A cosplay fan dressed in armor appears at the 2017 ChinaJoy Cosplay & Animation Festival (Hainan) in Haikou, capital of Hainan province, on Oct 1, 2017.
The business of mobile games continues to grow strongly in China, according to a recent industry report.
Tencent, China's top games publisher, owner of WeChat and backer of startups, said in a report its revenue from games reached 18.2 billion yuan (.8 billion) in the third quarter of 2017, up 84 percent year-on-year.
The report said that the level of revenue growth is expected to continue not only because of King of Glory, Tencent's game that became a big hit in 2017, but other games that Tencent was authorized to operate, such as Passion Leads Army.
NetEase, another mobile game maker, also reported positive results in the third quarter with its net income from online games growing to 8.1 billion yuan, up 23.5 percent year-on-year, despite a 1 billion yuan drop from the previous quarter, as the popularity of its killer game Onmyoji lost momentum in 2017.
However, in November 2017, one month after its launch, the shooting game Knives Out made by NetEase beat King of Glory and climbed to the top place in the free games category on the Chinese app store. And Minecraft, the game NetEase was authorized to run, helped the company gain 30 million new users in the third quarter of 2017.
Ding Lei, CEO of NetEase, said although the growth from Onmyoji was slowing, its performance in the overseas market remained stable.
Ding said the company would keep experimenting with different genres and types of products to harness more potential from the domestic market.
The CNG Games Research Center, a Beijing-based mobile games research institution, reported that the number of paying users of games and anime reached 80 million in 2016, while 300 million people were involved in related activities.
Full-year figures are not yet available, but the market for mobile games is expected to reach 16 billion yuan for 2017.
Yuan Jun, general manager of the intellectual property development center of Shengda Game Ltd Co, another Chinese mobile games firm, said users of anime and games display three features.
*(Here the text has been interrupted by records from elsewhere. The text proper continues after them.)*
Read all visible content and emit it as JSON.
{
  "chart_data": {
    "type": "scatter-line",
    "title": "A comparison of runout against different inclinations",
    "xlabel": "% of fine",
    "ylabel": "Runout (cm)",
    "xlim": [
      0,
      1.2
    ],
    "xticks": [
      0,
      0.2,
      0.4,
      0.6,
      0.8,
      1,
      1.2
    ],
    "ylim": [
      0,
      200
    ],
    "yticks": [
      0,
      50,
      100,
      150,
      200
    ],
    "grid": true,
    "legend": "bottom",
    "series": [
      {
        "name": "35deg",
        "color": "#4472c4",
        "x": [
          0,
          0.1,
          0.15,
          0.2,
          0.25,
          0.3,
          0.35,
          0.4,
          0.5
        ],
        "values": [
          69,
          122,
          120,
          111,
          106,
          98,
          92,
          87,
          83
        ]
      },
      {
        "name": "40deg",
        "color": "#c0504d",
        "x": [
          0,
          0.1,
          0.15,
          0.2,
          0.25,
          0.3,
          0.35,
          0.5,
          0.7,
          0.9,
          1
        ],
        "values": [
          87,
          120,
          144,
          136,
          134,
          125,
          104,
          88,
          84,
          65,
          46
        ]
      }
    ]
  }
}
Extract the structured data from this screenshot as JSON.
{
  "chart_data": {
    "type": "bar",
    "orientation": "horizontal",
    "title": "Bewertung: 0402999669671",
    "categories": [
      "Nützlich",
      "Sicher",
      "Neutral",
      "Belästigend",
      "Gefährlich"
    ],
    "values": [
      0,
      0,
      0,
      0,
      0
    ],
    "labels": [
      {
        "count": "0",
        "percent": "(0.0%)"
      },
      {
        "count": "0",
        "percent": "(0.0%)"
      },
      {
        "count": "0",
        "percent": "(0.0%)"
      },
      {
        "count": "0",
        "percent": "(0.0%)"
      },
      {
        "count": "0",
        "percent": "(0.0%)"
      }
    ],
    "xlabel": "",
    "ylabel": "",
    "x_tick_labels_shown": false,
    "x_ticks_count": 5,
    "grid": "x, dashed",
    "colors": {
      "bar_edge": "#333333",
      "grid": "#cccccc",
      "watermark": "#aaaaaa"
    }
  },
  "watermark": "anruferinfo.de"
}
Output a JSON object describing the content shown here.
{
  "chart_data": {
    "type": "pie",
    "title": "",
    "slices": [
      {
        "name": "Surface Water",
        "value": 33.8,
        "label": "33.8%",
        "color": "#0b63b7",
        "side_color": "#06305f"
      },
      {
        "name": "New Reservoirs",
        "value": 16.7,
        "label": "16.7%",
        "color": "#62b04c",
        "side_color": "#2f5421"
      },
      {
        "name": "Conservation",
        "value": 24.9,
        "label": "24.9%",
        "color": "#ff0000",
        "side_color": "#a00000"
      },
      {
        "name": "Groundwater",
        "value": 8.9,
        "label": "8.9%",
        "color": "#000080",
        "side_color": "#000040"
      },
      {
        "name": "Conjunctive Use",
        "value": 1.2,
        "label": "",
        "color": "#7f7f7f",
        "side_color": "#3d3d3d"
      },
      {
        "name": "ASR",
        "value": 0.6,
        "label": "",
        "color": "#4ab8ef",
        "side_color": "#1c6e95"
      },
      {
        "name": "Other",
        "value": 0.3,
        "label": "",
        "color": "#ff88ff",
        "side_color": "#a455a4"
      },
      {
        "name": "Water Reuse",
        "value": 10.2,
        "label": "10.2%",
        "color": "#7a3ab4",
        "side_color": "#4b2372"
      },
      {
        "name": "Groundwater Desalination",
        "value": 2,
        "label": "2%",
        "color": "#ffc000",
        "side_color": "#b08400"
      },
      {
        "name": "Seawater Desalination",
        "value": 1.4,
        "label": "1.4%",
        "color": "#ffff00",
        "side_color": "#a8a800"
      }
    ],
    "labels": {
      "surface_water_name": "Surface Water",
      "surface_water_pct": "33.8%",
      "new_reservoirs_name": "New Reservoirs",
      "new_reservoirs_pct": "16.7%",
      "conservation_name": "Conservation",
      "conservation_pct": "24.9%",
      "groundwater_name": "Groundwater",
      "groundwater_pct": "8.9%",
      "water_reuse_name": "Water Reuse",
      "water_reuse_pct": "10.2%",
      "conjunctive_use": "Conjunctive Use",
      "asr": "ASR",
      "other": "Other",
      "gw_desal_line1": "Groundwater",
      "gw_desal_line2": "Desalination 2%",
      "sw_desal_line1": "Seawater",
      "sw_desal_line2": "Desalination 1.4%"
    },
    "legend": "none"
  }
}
Yuan said: "They are usually loyal consumers; they don't easily quit on the things they like before they own them; and they are very willing to pay.
"If the industry digs deeper into what such consumers like and what they are willing to spend on, it would be able to keep the fans.
"The development of anime and mobile games is a cultural phenomenon. The games sector has surpassed the TV industry in average income, and the anime culture will go the same direction."
He said the mobile games segment has spent years communicating with users to improve products and the years to come will see more product launches.